Just as people from different countries speak different languages, AI models also create various internal "languages" – a unique set of tokens understood only by each model. Until recently, there was no way for models developed by different companies to communicate directly, collaborate or combine their strengths to improve performance. This week, at the International Conference on Machine Learning (ICML) in Vancouver, Canada, scientists from the Weizmann Institute of Science and Intel Labs are presenting a new set of algorithms that overcome this barrier, enabling users to benefit from combined computational power of AI models working together. The new algorithms, already available to millions of AI developers around the world, speed up the performance of large language models (LLMs) – today's leading models of generative AI – by 1.5 times, on average.
LLMs, such as ChatGPT and Gemini, are powerful tools, but they come with significant drawbacks: They are slow and consume large amounts of computing power. In 2022, major tech companies realized that AI models, like people, could benefit from collaboration and division of labor. This led to the development of a method called speculative decoding, in which a small, fast model, possessing relatively limited knowledge, makes a first guess while answering a user's query, and a larger, more powerful but slower model reviews and corrects the answer if needed. Speculative decoding was quickly adopted by tech giants because it maintains 100-percent accuracy – unlike most acceleration techniques, which reduce output quality. But it had one big limitation: Both models had to "speak" the exact same digital language, which meant that models developed by different companies could not be combined.
"Tech giants adopted speculative decoding, benefiting from faster performance and saving billions of dollars a year in cost of processing power, but they were the only ones to have access to small, faster models that speak the same language as larger models," explains Nadav Timor, a PhD student in Prof. David Harel 's research team in Weizmann's Computer Science and Applied Mathematics Department, who led the new development. "In contrast, a startup seeking to benefit from speculative decoding had to train its own small model that matched the language of the big one, and that takes a great deal of expertise and costly computational resources."
The new algorithms developed by Weizmann and Intel researchers allow developers to pair any small model with any large model, causing them to work as a team. To overcome the language barrier, the researchers came up with two solutions.
First, they designed an algorithm that allows an LLM to translate its output from its internal token language into a shared format that all models can understand. Second, they created another algorithm that prompts such models to mainly rely in their collaborative work on tokens that have the same meaning across models, similarly to words like "banana" or "internet" that are nearly identical across human languages.

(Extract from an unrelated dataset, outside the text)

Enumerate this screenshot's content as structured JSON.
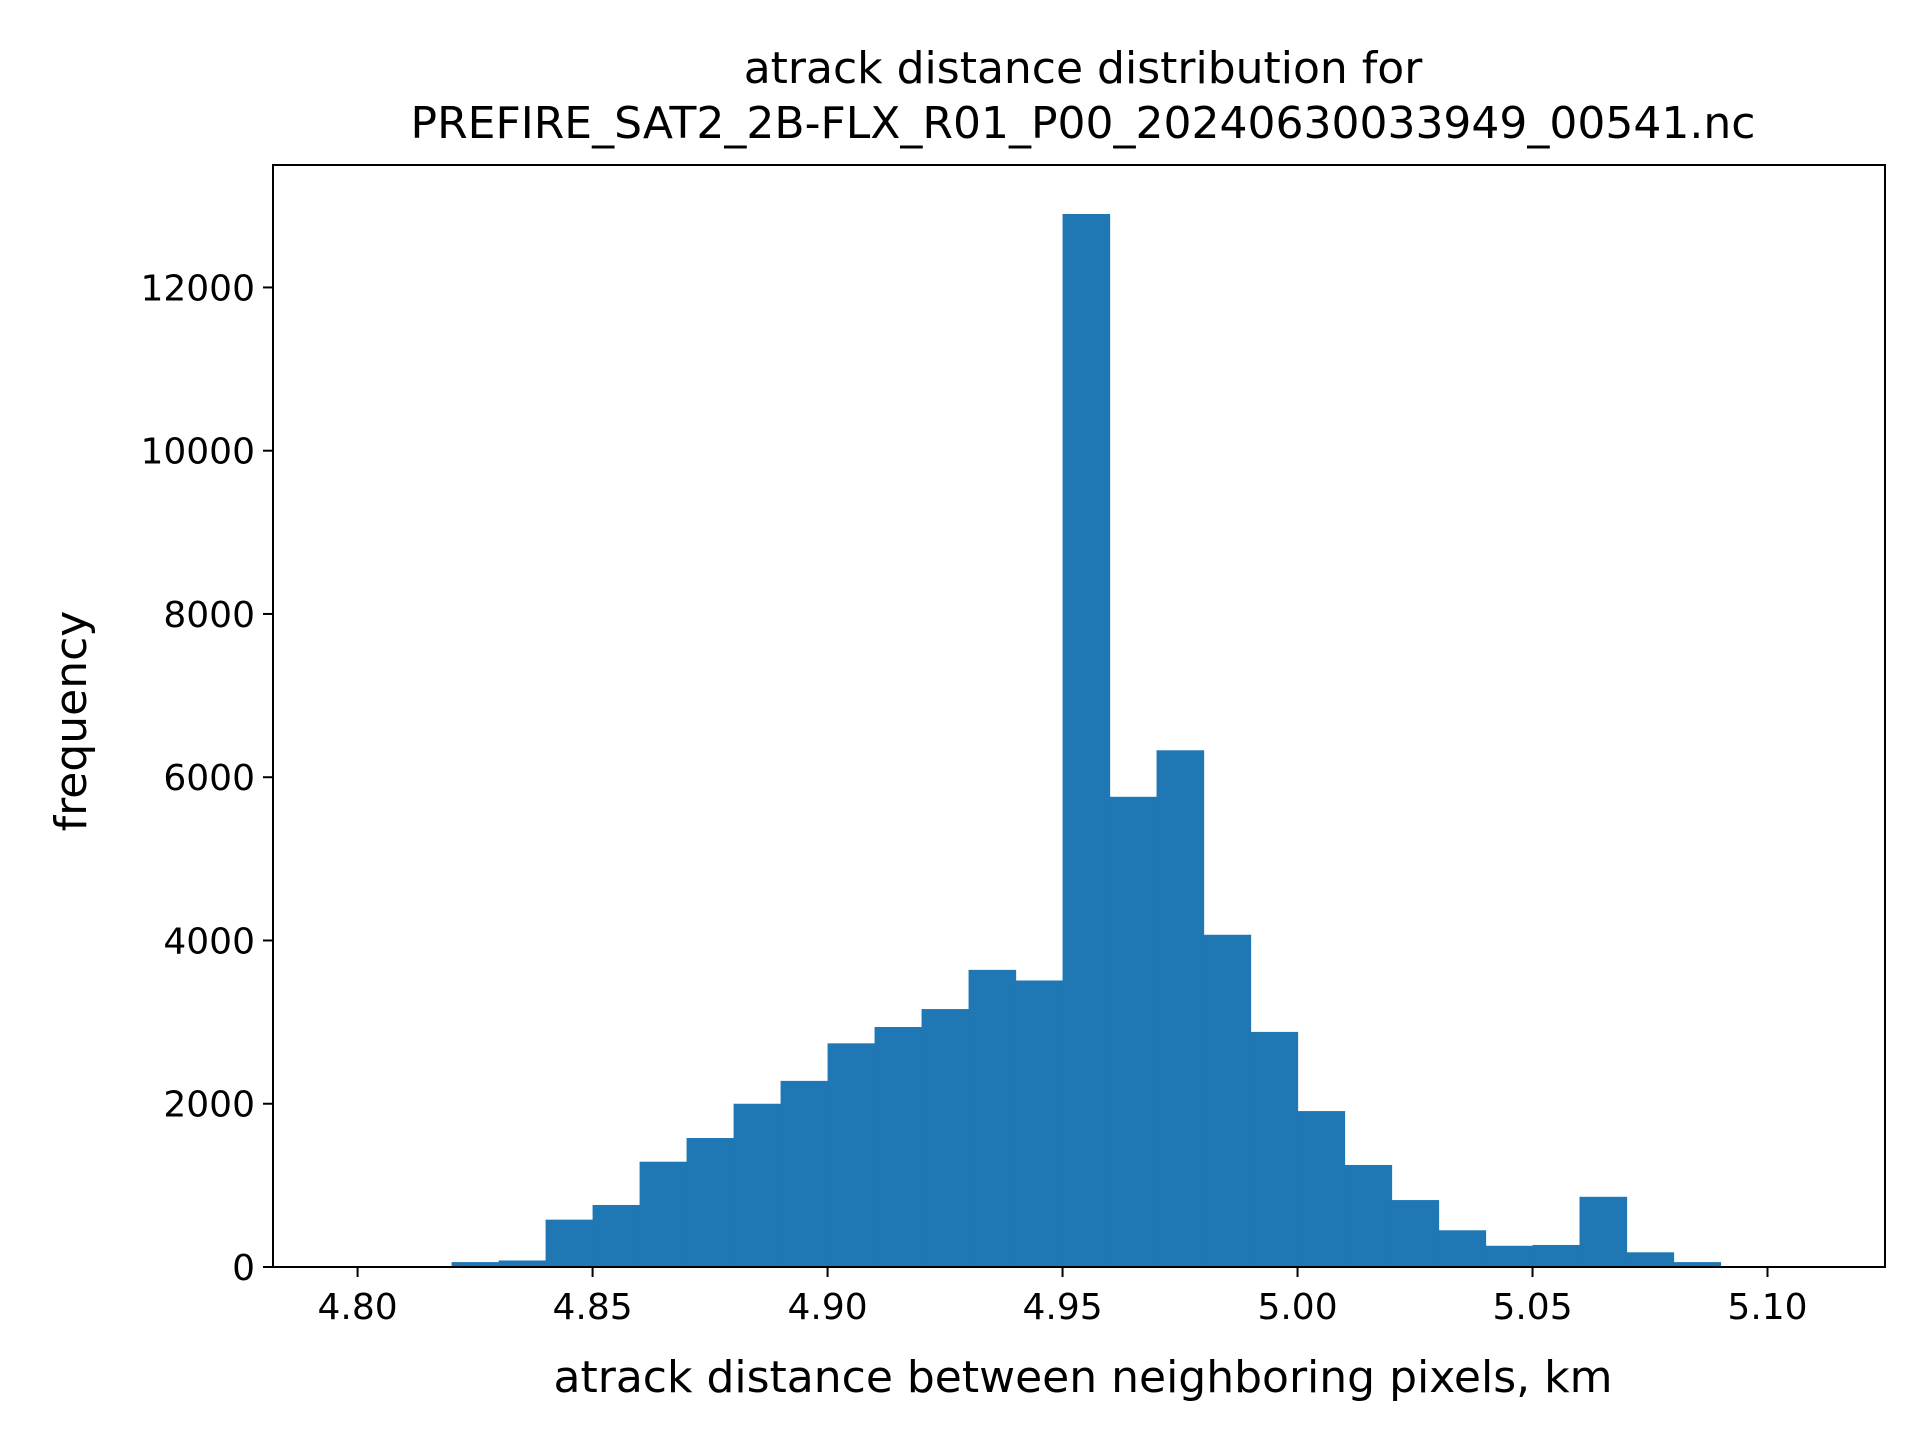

"At first, we worried that too much information would be 'lost in translation' and that different models wouldn't be able to collaborate effectively," says Timor. "But we were wrong. Our algorithms speed up the performance of LLMs by up to 2.8 times, leading to massive savings in spending on processing power."

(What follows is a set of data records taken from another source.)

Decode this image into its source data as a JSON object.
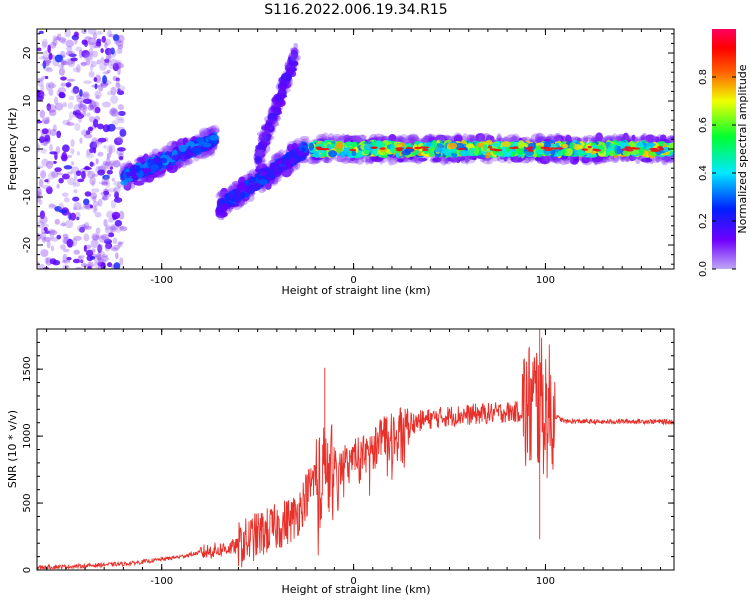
{
  "title": "S116.2022.006.19.34.R15",
  "chart_data": [
    {
      "type": "heatmap",
      "xlabel": "Height of straight line (km)",
      "ylabel": "Frequency (Hz)",
      "xlim": [
        -165,
        167
      ],
      "ylim": [
        -25,
        25
      ],
      "xticks": [
        -100,
        0,
        100
      ],
      "yticks": [
        -20,
        -10,
        0,
        10,
        20
      ],
      "grid": false,
      "colorbar": {
        "label": "Normalized spectral amplitude",
        "range": [
          0,
          1
        ],
        "ticks": [
          0.0,
          0.2,
          0.4,
          0.6,
          0.8
        ],
        "tick_labels": [
          "0.0",
          "0.2",
          "0.4",
          "0.6",
          "0.8"
        ],
        "colormap": [
          "#b090f0",
          "#6a00ff",
          "#0030ff",
          "#00e8ff",
          "#00ff40",
          "#f0ff00",
          "#ff6000",
          "#ff0000",
          "#ff0060"
        ]
      },
      "features": [
        {
          "x_range": [
            -165,
            -120
          ],
          "freq_range": [
            -25,
            25
          ],
          "amplitude": 0.15
        },
        {
          "x_range": [
            -120,
            -72
          ],
          "freq_start": -6,
          "freq_end": 2,
          "amplitude": 0.35
        },
        {
          "x_range": [
            -70,
            -25
          ],
          "freq_start": -12,
          "freq_end": 0,
          "amplitude": 0.3
        },
        {
          "x_range": [
            -50,
            -30
          ],
          "freq_start": -2,
          "freq_end": 20,
          "amplitude": 0.2
        },
        {
          "x_range": [
            -22,
            167
          ],
          "freq_start": 0,
          "freq_end": 0,
          "amplitude": 0.75
        }
      ]
    },
    {
      "type": "line",
      "xlabel": "Height of straight line (km)",
      "ylabel": "SNR (10 * v/v)",
      "xlim": [
        -165,
        167
      ],
      "ylim": [
        0,
        1800
      ],
      "xticks": [
        -100,
        0,
        100
      ],
      "yticks": [
        0,
        500,
        1000,
        1500
      ],
      "grid": false,
      "series": [
        {
          "color": "#e8302a",
          "x": [
            -165,
            -150,
            -140,
            -130,
            -120,
            -110,
            -100,
            -90,
            -80,
            -70,
            -60,
            -50,
            -40,
            -30,
            -25,
            -20,
            -15,
            -10,
            -5,
            0,
            10,
            20,
            30,
            40,
            50,
            60,
            70,
            80,
            85,
            90,
            95,
            100,
            105,
            110,
            120,
            130,
            140,
            150,
            160,
            167
          ],
          "y": [
            20,
            25,
            30,
            40,
            45,
            60,
            80,
            100,
            130,
            150,
            180,
            260,
            320,
            400,
            550,
            700,
            720,
            750,
            790,
            850,
            950,
            1050,
            1100,
            1130,
            1150,
            1160,
            1170,
            1180,
            1180,
            1190,
            1250,
            1200,
            1150,
            1110,
            1110,
            1105,
            1110,
            1110,
            1108,
            1105
          ]
        }
      ],
      "annotations": [
        {
          "x": -15,
          "y": 1510
        },
        {
          "x": 97,
          "y": 1800
        },
        {
          "x": 97,
          "y": 230
        }
      ]
    }
  ]
}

The significance of this research has been recognized by ICML organizers, who selected the study for public presentation – a distinction granted to only about 1 percent of the 15,000 submissions received this year. "We have solved a core inefficiency in generative AI," says Oren Pereg , a senior researcher at Intel Labs and co-author of the study. "This isn't just a theoretical improvement; these are practical tools that are already helping developers build faster and smarter applications."
In the past several months, the team released their algorithms on the open-source AI platform Hugging Face Transformers, making them freely available to developers around the world. The algorithms have since become part of standard tools for running efficient AI processes.

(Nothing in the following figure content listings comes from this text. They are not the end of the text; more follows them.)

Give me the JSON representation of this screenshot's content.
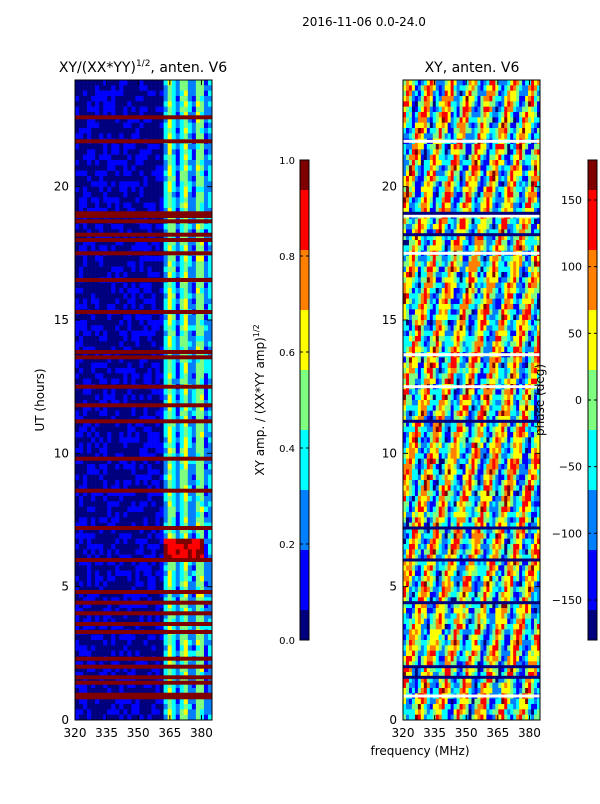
{
  "figure_title": "2016-11-06 0.0-24.0",
  "colors": {
    "jet": [
      "#00007f",
      "#0000ff",
      "#007fff",
      "#00ffff",
      "#7fff7f",
      "#ffff00",
      "#ff7f00",
      "#ff0000",
      "#7f0000"
    ],
    "flag": "#800000",
    "frame": "#000000"
  },
  "chart_data": [
    {
      "type": "heatmap",
      "title_prefix": "XY/(XX*YY)",
      "title_superscript": "1/2",
      "title_suffix": ", anten. V6",
      "xlabel": "",
      "ylabel": "UT (hours)",
      "xlim": [
        320,
        385
      ],
      "ylim": [
        0,
        24
      ],
      "xticks": [
        320,
        335,
        350,
        365,
        380
      ],
      "yticks": [
        0,
        5,
        10,
        15,
        20
      ],
      "colorbar": {
        "label_prefix": "XY amp. / (XX*YY amp)",
        "label_superscript": "1/2",
        "range": [
          0.0,
          1.0
        ],
        "ticks": [
          "0.0",
          "0.2",
          "0.4",
          "0.6",
          "0.8",
          "1.0"
        ]
      },
      "flagged_hours": [
        0.85,
        0.9,
        0.95,
        1.4,
        1.6,
        2.0,
        2.3,
        3.3,
        3.6,
        4.0,
        4.4,
        4.8,
        6.0,
        7.2,
        8.6,
        9.8,
        11.2,
        11.8,
        12.5,
        13.6,
        13.8,
        15.3,
        16.5,
        17.5,
        18.0,
        18.2,
        18.7,
        18.9,
        19.0,
        21.7,
        22.6
      ],
      "high_band_start_mhz": 362,
      "hotspot": {
        "x_range": [
          362,
          382
        ],
        "y_range": [
          6.0,
          6.8
        ]
      }
    },
    {
      "type": "heatmap",
      "title_prefix": "XY, anten. V6",
      "title_superscript": "",
      "title_suffix": "",
      "xlabel": "frequency (MHz)",
      "ylabel": "",
      "xlim": [
        320,
        385
      ],
      "ylim": [
        0,
        24
      ],
      "xticks": [
        320,
        335,
        350,
        365,
        380
      ],
      "yticks": [
        0,
        5,
        10,
        15,
        20
      ],
      "colorbar": {
        "label_prefix": "phase (deg)",
        "label_superscript": "",
        "range": [
          -180,
          180
        ],
        "ticks": [
          "−150",
          "−100",
          "−50",
          "0",
          "50",
          "100",
          "150"
        ],
        "tick_values": [
          -150,
          -100,
          -50,
          0,
          50,
          100,
          150
        ]
      },
      "flagged_hours": [
        0.9,
        1.6,
        2.0,
        4.4,
        6.0,
        7.2,
        11.2,
        12.5,
        13.7,
        17.5,
        18.2,
        18.9,
        19.0,
        21.7
      ]
    }
  ]
}
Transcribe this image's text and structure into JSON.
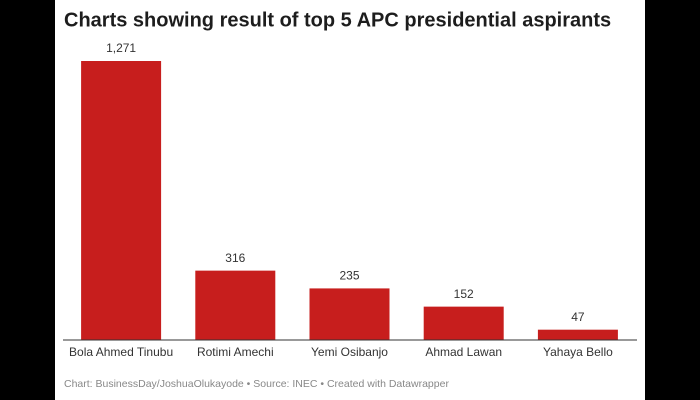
{
  "chart_data": {
    "type": "bar",
    "title": "Charts showing result of top 5 APC presidential aspirants",
    "categories": [
      "Bola Ahmed Tinubu",
      "Rotimi Amechi",
      "Yemi Osibanjo",
      "Ahmad Lawan",
      "Yahaya Bello"
    ],
    "values": [
      1271,
      316,
      235,
      152,
      47
    ],
    "value_labels": [
      "1,271",
      "316",
      "235",
      "152",
      "47"
    ],
    "color": "#c71e1d",
    "source": "Chart: BusinessDay/JoshuaOlukayode • Source: INEC • Created with Datawrapper"
  }
}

"This new development is especially important for edge devices, from phones and drones to autonomous cars, which must rely on limited computing power when not connected to the internet," Timor adds. "Imagine, for example, a self-driving car that is guided by an AI model. In this case, a faster model can make the difference between a safe decision and a dangerous error."
Also participating in the study were Dr. Jonathan Mamou, Daniel Korat , Moshe Berchansky and Moshe Wasserblat from Intel Labs and Gaurav Jain from d-Matrix.
Prof. David Harel is the incumbent of the William Sussman Professorial Chair of Mathematics.